Yeah, I wasn't sure whether this really was a bug or not, but it looks like it's an oversight on my side. That's good to know, now I have to debug more and more. Thank you for your time!

jkuball commented 5 years ago

For everyone that stumbles upon this issue via google: For my case it looks like I had an entropy coefficient that was way too high.

The fact that bad chosen hyperparameters can result in NaNs inside the gradients calculation threw me really off, I'm closing this now!
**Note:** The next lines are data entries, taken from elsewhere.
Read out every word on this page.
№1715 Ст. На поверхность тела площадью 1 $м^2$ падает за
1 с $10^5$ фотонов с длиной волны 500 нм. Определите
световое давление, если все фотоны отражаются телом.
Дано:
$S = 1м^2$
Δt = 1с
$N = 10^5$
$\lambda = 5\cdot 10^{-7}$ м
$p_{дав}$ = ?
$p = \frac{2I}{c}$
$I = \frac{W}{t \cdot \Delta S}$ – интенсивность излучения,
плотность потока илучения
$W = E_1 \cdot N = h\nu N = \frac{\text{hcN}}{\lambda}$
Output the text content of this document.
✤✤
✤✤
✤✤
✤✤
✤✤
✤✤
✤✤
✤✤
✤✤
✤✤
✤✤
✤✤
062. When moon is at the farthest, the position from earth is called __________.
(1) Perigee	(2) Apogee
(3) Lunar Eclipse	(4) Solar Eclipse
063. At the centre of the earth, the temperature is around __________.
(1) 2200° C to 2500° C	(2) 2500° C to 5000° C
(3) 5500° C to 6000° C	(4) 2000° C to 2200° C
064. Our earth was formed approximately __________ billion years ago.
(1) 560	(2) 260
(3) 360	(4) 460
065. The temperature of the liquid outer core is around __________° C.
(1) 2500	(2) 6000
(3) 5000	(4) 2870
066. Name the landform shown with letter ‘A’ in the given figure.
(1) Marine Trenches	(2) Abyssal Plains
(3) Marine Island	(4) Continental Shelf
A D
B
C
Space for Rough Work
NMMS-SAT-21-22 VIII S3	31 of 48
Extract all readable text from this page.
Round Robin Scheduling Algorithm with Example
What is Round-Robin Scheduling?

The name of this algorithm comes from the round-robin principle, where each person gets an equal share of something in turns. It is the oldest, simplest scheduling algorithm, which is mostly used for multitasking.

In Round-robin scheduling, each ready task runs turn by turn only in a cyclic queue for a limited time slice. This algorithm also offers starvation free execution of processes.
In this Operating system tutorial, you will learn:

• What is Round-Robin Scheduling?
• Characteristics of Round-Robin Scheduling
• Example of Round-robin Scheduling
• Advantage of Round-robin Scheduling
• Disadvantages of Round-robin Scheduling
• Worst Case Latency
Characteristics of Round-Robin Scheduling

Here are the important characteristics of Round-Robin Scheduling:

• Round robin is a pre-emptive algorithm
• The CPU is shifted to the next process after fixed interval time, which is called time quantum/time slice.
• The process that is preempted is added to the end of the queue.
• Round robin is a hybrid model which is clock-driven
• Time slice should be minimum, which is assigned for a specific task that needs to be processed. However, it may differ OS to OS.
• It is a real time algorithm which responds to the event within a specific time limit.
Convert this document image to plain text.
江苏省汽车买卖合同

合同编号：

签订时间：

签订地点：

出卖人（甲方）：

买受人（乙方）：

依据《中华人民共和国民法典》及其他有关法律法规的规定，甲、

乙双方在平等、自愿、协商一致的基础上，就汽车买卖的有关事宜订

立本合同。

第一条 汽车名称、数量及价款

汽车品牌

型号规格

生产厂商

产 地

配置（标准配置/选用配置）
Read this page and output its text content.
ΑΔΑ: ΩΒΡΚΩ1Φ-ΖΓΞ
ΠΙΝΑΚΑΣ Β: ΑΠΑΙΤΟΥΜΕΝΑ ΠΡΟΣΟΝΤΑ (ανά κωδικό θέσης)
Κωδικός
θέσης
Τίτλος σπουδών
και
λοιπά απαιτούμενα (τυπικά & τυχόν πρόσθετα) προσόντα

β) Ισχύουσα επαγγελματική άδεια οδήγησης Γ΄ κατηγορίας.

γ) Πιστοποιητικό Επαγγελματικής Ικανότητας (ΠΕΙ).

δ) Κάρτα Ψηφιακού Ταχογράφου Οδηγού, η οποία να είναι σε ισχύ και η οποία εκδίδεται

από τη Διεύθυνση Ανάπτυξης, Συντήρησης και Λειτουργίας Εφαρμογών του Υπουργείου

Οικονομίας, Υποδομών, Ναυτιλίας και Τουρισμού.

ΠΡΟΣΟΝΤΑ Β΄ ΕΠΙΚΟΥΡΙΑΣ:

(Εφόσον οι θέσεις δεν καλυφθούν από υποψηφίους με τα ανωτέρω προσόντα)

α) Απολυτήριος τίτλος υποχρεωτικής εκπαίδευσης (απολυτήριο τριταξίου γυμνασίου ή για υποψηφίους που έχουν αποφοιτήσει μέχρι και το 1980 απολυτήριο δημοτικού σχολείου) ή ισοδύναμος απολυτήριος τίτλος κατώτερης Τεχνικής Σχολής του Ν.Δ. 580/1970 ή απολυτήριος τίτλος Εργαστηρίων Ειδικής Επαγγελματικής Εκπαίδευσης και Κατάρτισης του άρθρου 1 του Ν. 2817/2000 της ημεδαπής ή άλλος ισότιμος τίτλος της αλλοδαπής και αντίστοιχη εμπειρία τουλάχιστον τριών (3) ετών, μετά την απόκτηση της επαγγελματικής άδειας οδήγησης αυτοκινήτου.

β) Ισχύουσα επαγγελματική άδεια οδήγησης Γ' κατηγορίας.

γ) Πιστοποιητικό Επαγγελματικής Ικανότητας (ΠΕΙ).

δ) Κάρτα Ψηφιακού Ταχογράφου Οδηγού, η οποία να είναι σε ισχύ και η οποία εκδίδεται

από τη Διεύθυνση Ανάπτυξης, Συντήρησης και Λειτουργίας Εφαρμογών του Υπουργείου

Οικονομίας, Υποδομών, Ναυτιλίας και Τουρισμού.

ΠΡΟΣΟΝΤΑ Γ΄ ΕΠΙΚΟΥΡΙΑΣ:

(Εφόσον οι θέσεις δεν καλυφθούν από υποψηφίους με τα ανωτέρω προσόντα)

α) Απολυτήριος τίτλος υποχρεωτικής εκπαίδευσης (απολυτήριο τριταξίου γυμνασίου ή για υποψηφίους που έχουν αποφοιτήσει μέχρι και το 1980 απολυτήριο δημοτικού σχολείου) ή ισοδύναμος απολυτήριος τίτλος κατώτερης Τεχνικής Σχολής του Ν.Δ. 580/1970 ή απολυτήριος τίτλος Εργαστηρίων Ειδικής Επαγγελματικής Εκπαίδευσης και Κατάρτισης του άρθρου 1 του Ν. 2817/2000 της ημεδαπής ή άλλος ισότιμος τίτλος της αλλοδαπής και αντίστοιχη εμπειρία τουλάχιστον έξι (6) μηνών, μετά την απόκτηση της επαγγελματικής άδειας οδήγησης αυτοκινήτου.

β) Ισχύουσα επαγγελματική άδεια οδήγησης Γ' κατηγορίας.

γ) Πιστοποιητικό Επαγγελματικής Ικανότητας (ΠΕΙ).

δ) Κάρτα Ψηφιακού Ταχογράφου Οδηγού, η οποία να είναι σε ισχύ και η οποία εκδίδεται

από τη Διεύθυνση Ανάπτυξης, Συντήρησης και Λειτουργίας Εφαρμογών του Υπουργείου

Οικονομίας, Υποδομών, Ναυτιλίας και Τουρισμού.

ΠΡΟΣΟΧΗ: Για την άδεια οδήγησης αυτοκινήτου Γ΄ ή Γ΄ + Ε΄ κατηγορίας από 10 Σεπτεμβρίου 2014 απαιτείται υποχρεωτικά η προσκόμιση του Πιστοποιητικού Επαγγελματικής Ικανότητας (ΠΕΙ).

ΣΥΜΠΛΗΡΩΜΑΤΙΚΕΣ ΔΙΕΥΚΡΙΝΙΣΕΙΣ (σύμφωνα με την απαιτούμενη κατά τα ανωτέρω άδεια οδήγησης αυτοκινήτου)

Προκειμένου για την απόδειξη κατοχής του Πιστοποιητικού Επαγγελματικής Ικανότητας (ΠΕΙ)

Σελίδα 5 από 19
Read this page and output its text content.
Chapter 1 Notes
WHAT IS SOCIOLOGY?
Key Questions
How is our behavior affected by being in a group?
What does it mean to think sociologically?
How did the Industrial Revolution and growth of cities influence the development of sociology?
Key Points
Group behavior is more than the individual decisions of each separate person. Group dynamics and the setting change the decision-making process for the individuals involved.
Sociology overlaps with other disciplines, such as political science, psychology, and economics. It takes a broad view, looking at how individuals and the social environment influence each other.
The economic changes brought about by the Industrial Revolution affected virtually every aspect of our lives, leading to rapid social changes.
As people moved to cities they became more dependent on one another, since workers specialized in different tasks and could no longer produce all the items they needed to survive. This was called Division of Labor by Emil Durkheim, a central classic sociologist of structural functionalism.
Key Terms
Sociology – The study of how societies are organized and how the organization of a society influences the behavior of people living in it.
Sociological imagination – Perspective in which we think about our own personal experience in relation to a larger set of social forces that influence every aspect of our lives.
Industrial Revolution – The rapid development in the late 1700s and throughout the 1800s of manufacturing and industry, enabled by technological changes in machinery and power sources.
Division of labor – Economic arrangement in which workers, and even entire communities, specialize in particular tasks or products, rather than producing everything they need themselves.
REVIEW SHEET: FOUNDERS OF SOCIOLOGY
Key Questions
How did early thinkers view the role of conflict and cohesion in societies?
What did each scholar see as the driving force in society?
Thanks for the pointer!

araffin commented 5 years ago

Good to know, what was the magnitude of the entropy coefficient? (usually it is around 0.01 or smaller for PPO/A2C)

jkuball commented 5 years ago

In the way of aimlessly testing parameters it ended up set to 0.5 which is arguably way too high. I used this blogpost to familiarize myself with the usual parameter ranges now. Maybe it's good to add something like "usually between x and y" to the documentation for all parameters? (On the other hand, this is not the duty of stable-baselines, but it might be helpful for beginners.)

araffin commented 5 years ago

Maybe it's good to add something like "usually between x and y" to the documentation for all parameters?

I would rather recommend looking at:

  1. hyperparameters from the paper
  2. tuned hyperparameters present in the rl zoo

rather than having a pre-defined range.

Also, you should use at first automatic parameter tuning (available in the rl zoo) which saves a lot of effort compared to tuning by hand ;).

this is not the duty of stable-baselines

I agree that this is not the duty of SB. And if you change the default hyperparams, you should know what you are doing.